S44: Long-term elevated CO2 decreases microbial biodiversity in a grassland ecosystem as revealed by metagenomics sequencing

Understanding the responses of biological communities to elevated CO₂ (eCO₂) is a central issue in ecology and global change biology, but little is known about the impacts of eCO₂ on the function, structure, and diversity of the below ground microbial community. In this study, 24 soil samples (ambient CO2 (aCO2) vs. eCO2, all with 16 plant species) were collected from BioCON experimental site located at the University of Minnesota. Both 454 and Illumina-based metagenomics sequencing were performed, resulting in a total of ~120GB sequence data.  Annotation information showed that the majority of the gene content in soil microbial communities is novel and rare. DCA analysis showed aCO₂ and eCO₂ samples can be separated clearly, indicating eCO₂ has altered the overall functional structure of grassland microbial communities.  The core and pan functional genes were also analyzed, and results indicated that aCO₂ samples retained a broader gene content than eCO₂ samples.
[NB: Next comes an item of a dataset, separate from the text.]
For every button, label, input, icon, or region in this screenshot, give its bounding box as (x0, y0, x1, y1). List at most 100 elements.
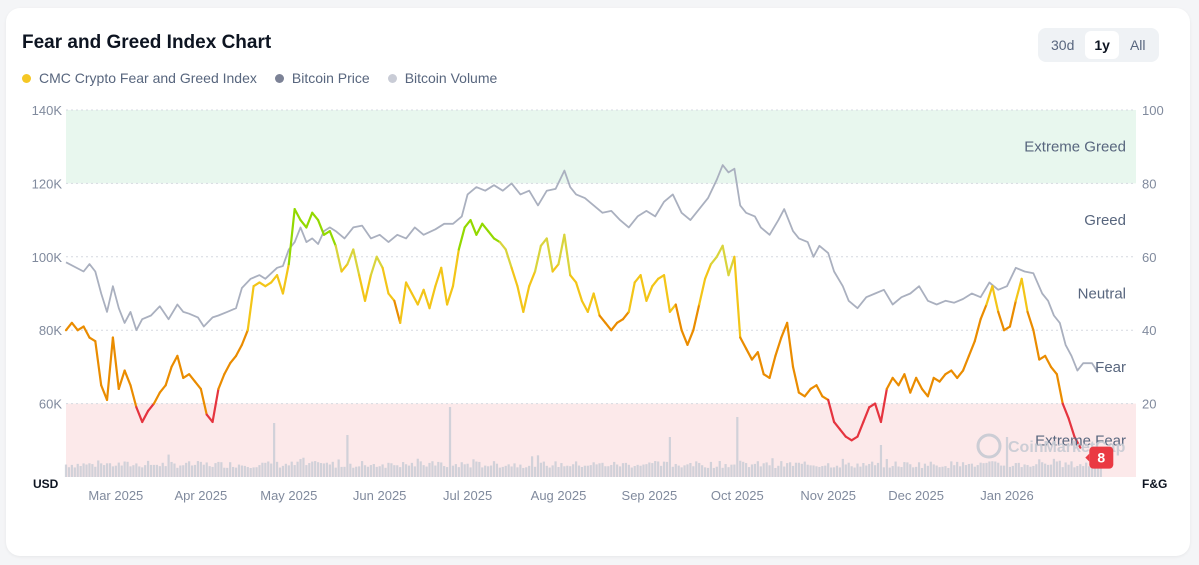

Further analysis showed lower functional gene diversity was observed in eCO₂ samples,  suggesting eCO₂ has potentially decreased the function diversity of microbial communities in grassland soil. Functional genes were extracted and analyzed phylogenetically. As results, the majority of functional genes studied showed decreased taxonomy diversity in response to eCO₂. Additional amplicon sequencing of several genes including 16S rRNA, nifH, and amoA also verified the results.  In conclusion, our results indicated that the overall functional and taxonomic diversity of the microbial community in grassland decreased in response to long-term eCO₂, though exceptions could be observed for some functional genes and fungi.